Speaking at a 2017 science festival, Hawking called for re-igniting and accelerating the space program to "elevate humanity" and give people a sense of purpose. "I am convinced that humans need to leave Earth," he said. “We need to rekindle the excitement of the early days of space travel in the sixties. If humanity is to continue for another million years, our future lies in boldly going where no one else has gone before.”

Writing on The Independent with Stuart Russell, Max Tegmark, and Nobel laureate Frank Wilczek, Hawking observed that AI research is advancing fast and could produce machines smarter than humans. “[There] are no fundamental limits to what can be achieved,” the scientists stated. “[There] is no physical law precluding particles from being organised in ways that perform even more advanced computations than the arrangements of particles in human brains.”

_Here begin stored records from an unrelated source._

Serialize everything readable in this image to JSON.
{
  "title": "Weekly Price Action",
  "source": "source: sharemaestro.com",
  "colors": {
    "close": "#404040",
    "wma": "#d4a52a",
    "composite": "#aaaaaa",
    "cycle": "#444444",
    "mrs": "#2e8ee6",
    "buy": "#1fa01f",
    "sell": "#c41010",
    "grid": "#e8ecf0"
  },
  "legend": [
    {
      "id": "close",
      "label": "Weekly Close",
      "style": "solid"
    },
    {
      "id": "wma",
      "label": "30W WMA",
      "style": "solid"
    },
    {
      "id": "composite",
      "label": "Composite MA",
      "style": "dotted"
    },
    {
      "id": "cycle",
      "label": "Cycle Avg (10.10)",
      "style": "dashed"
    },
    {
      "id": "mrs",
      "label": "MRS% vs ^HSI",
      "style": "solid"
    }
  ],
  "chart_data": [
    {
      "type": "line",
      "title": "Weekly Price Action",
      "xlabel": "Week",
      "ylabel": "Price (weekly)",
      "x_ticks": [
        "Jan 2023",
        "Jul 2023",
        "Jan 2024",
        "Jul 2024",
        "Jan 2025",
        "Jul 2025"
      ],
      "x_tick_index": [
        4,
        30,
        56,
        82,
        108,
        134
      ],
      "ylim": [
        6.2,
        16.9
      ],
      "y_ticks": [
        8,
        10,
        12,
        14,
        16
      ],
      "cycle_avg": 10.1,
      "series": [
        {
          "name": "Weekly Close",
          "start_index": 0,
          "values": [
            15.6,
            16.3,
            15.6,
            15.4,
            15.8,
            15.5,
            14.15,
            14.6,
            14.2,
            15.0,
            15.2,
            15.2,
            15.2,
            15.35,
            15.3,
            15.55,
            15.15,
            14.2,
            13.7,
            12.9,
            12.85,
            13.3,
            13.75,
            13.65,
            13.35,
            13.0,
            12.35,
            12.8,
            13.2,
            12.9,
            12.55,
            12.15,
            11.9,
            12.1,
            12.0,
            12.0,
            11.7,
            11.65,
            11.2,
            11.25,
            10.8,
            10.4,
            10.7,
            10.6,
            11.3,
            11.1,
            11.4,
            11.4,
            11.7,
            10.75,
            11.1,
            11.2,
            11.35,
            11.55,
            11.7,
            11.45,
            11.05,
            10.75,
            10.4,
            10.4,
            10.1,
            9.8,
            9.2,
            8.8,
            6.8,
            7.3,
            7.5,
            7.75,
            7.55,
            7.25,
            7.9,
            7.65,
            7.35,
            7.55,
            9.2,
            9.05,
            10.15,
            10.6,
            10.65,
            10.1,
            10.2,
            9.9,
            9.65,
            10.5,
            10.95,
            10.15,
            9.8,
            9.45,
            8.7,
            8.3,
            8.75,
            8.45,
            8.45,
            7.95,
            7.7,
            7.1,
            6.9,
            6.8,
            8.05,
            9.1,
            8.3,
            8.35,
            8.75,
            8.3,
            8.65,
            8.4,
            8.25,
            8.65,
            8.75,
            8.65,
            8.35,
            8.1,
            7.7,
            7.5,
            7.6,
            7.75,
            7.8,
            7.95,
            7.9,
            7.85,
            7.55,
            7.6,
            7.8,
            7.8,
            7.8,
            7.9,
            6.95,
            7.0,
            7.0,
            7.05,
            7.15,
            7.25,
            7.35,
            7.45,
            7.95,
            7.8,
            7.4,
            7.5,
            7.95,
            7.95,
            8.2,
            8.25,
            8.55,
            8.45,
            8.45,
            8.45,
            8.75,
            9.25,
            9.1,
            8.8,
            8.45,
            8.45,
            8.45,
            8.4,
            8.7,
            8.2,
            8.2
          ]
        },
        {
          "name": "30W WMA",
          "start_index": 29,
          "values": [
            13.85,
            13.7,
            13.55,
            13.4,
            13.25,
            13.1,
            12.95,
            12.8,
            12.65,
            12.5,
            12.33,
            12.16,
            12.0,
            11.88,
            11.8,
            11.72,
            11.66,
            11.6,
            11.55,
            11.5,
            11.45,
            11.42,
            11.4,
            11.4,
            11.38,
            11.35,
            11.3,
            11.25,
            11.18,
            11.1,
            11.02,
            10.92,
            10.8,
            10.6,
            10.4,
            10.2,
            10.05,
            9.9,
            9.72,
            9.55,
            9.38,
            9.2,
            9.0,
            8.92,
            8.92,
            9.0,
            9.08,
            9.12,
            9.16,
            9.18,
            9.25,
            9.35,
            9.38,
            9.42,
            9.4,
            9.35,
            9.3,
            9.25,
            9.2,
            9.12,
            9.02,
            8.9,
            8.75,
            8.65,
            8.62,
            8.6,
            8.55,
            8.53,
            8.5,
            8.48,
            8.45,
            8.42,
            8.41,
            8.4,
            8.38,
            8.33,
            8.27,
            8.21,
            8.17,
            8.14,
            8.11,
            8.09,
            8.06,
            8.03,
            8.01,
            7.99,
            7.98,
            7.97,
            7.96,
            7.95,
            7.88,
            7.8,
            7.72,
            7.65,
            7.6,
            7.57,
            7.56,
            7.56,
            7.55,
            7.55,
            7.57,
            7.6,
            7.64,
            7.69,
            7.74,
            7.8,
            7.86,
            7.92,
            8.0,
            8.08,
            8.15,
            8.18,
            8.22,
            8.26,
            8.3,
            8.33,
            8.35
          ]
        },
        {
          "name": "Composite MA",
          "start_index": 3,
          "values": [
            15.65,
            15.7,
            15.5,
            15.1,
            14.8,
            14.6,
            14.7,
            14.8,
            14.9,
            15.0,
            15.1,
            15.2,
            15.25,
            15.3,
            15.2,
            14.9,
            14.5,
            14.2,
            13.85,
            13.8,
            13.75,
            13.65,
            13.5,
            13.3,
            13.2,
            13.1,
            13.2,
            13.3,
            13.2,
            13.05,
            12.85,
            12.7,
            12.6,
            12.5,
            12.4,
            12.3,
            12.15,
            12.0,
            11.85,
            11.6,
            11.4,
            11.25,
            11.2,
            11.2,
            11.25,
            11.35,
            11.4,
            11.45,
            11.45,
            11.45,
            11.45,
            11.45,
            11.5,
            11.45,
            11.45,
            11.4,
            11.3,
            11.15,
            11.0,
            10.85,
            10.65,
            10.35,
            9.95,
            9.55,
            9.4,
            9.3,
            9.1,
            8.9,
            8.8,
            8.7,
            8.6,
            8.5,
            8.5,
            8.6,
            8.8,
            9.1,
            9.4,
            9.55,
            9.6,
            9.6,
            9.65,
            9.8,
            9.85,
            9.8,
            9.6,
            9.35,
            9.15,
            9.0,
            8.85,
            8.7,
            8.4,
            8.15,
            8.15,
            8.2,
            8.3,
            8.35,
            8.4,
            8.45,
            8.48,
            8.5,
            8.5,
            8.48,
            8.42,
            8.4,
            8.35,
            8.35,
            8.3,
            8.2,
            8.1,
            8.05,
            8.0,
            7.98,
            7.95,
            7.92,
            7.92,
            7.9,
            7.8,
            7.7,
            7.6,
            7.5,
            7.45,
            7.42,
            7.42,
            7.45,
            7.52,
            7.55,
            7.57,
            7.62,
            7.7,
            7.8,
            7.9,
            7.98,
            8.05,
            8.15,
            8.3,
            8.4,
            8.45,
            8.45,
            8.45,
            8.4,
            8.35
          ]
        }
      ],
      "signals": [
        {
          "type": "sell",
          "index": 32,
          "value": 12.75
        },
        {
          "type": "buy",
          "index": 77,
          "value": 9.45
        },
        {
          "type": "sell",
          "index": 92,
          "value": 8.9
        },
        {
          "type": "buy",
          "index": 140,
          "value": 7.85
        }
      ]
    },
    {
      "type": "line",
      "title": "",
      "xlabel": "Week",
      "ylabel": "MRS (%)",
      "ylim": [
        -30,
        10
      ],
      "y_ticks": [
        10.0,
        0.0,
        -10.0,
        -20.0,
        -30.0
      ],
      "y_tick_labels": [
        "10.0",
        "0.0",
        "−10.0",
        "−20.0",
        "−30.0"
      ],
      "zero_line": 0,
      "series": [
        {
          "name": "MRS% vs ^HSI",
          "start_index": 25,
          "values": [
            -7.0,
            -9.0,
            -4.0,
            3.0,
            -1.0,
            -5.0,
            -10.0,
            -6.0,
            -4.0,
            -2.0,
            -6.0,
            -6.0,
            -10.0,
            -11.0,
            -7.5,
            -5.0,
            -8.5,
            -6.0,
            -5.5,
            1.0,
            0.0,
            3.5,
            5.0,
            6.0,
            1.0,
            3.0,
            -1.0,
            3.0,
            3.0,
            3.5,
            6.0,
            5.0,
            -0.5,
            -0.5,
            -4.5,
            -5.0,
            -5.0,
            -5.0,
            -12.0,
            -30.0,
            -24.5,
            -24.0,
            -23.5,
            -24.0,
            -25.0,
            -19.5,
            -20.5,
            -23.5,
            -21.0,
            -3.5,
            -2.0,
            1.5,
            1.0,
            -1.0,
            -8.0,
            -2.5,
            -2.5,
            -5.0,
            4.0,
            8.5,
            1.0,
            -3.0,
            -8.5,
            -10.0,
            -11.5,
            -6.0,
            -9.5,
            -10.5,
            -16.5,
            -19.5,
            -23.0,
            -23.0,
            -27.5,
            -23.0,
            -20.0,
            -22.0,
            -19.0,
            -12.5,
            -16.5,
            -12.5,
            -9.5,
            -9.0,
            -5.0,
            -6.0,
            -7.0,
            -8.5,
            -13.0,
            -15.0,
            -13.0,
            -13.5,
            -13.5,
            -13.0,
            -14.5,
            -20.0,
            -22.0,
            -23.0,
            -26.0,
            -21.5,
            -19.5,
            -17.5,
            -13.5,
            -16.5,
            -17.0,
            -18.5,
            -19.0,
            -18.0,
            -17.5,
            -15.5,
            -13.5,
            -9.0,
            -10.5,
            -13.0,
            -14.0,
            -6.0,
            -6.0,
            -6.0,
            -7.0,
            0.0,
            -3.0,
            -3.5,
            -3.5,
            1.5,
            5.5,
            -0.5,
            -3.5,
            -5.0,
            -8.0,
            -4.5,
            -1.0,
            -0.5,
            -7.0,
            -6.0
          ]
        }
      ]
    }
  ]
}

The scientists cautioned against reckless development of AI technology, which would pose important risks such as autonomous weapons and technological unemployment. In the long term, we might not be able to control advanced AIs at all.

Perhaps, Hawking thought, humanity will be eventually replaced by thinking machines. “These machines would be a new form of life, based on mechanical and electronic components, rather than macromolecules,” he said. “They could eventually replace DNA based life, just as DNA may have replaced an earlier form of life.”

But there’s another, more appealing possibility: Our descendants could find ways to copy human minds to advanced computers, a still hypothetical process known as mind uploading, and merge with thinking machines. “It's theoretically possible to copy the brain onto a computer and so provide a form of life after death,” said Hawking. "However, this is way beyond our present capabilities."

It’s worth noting that an important advance announced yesterday, the day before Hawking’s death, could allow people alive today to preserve their brain until mind uploading capabilities are developed. Perhaps some readers will achieve Hawking’s dream, and go to the stars as electronic minds.